American comedian (born 1999)

Kameron Evan "Kam" Patterson (born April 10, 1999) is an American stand-up comedian and actor. In 2025, he made his debut in the cast of Saturday Night Live for season 51 and in 2026 co-starred in the Netflix comedy 72 Hours. He first gained attention for his appearances on the Kill Tony stand-up comedy podcast.

== Early life and career ==
Patterson grew up in Orlando, Florida. While attending Orlo Vista Elementary, his second grade teacher allowed him to tell jokes in front of class as a reward for finishing his schoolwork.

Before pursuing comedy, Patterson was unsure about his future and considered firefighting. He became inspired to perform while working at Foot Locker and receiving motivation from his co-workers and father. In 2021, he began performing comedy sets at open mics in Orlando.

In 2022, Patterson was invited to open for comedian Jason Banks. He then moved to Austin, Texas, where his appearances on Kill Tony dramatically increased his profile. His "I Like Rocks" joke became a viral fan-favorite moment on the show and a recurring routine during his appearances on the show and in his stand-up. He performed with Kill Tony at Madison Square Garden in 2024, and toured with Kill Tony in 2025 as one of four comedians called "Killers of Kill Tony".

In October 2025, Patterson joined the cast of the 51st season of Saturday Night Live, where he made his first appearance on Weekend Update during his debut episode. Other memorable Weekend Update appearances by Patterson in his first season included playing "Black Snape" and Michael Irvin.

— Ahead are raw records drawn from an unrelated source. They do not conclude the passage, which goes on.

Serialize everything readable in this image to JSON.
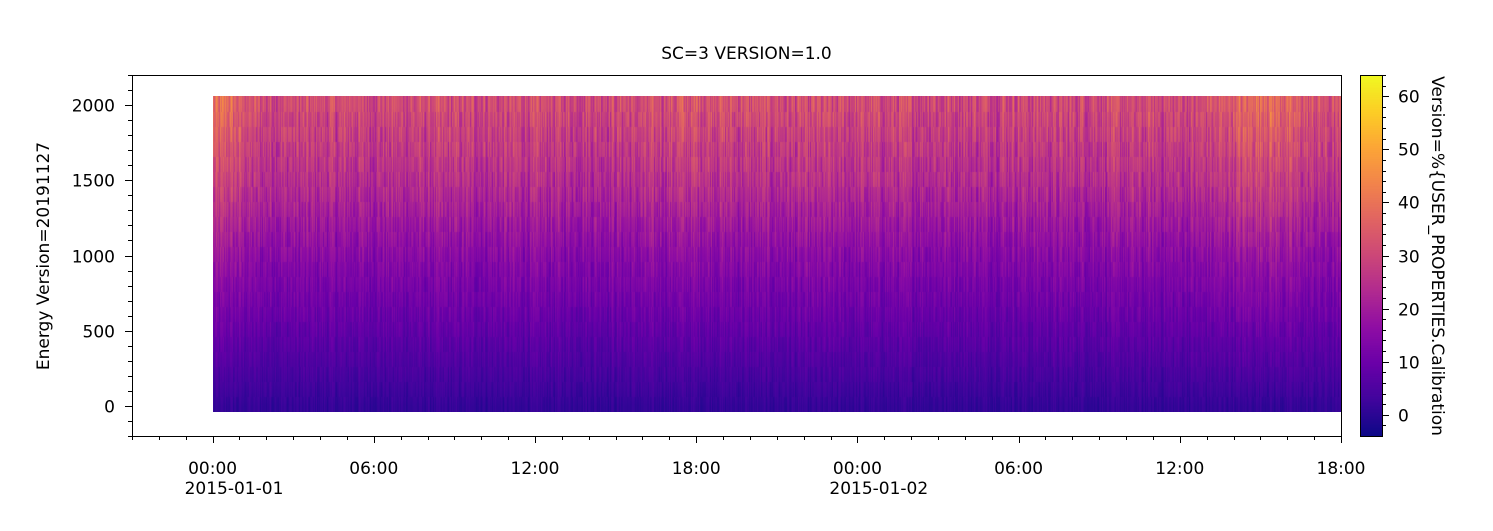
{
  "chart_data": {
    "type": "heatmap",
    "title": "SC=3 VERSION=1.0",
    "ylabel": "Energy Version=20191127",
    "xlabel": "",
    "colorbar_label": "Version=%{USER_PROPERTIES.Calibration",
    "colormap": "plasma",
    "x_range": [
      "2015-01-01 00:00",
      "2015-01-02 18:00"
    ],
    "x_axis_range": [
      "2014-12-31 21:00",
      "2015-01-02 18:00"
    ],
    "x_ticks": [
      {
        "time": "2015-01-01 00:00",
        "label": "00:00",
        "date_label": "2015-01-01"
      },
      {
        "time": "2015-01-01 06:00",
        "label": "06:00"
      },
      {
        "time": "2015-01-01 12:00",
        "label": "12:00"
      },
      {
        "time": "2015-01-01 18:00",
        "label": "18:00"
      },
      {
        "time": "2015-01-02 00:00",
        "label": "00:00",
        "date_label": "2015-01-02"
      },
      {
        "time": "2015-01-02 06:00",
        "label": "06:00"
      },
      {
        "time": "2015-01-02 12:00",
        "label": "12:00"
      },
      {
        "time": "2015-01-02 18:00",
        "label": "18:00"
      }
    ],
    "ylim": [
      -200,
      2200
    ],
    "y_ticks": [
      0,
      500,
      1000,
      1500,
      2000
    ],
    "energy_range": [
      -40,
      2060
    ],
    "energy_levels": 21,
    "color_range": [
      -4,
      64
    ],
    "colorbar_ticks": [
      0,
      10,
      20,
      30,
      40,
      50,
      60
    ],
    "value_profile": {
      "description": "Value rises with energy: ~0 near energy 0 up to ~30 near energy 2000; brighter patches (~40-45) near start and around 14:00-16:00 on 2015-01-02",
      "energy": [
        0,
        500,
        1000,
        1500,
        2000
      ],
      "typical_value": [
        1,
        8,
        15,
        24,
        31
      ]
    }
  }
}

In 2026, he appeared in the comedy film Busboys and also co-stars alongside SNL castmates Marcello Hernández and Ben Marshall in the Netflix comedy film 72 Hours starring Kevin Hart, which was released on July 24, 2026.

In August 2026, Patterson was announced to have joined the cast of the upcoming romantic comedy film Love Love from Amazon MGM Studios.

Patterson was confirmed to be returning for his second season of SNL, continuing as a featured player for the 52nd season, which premieres on September 26, 2026.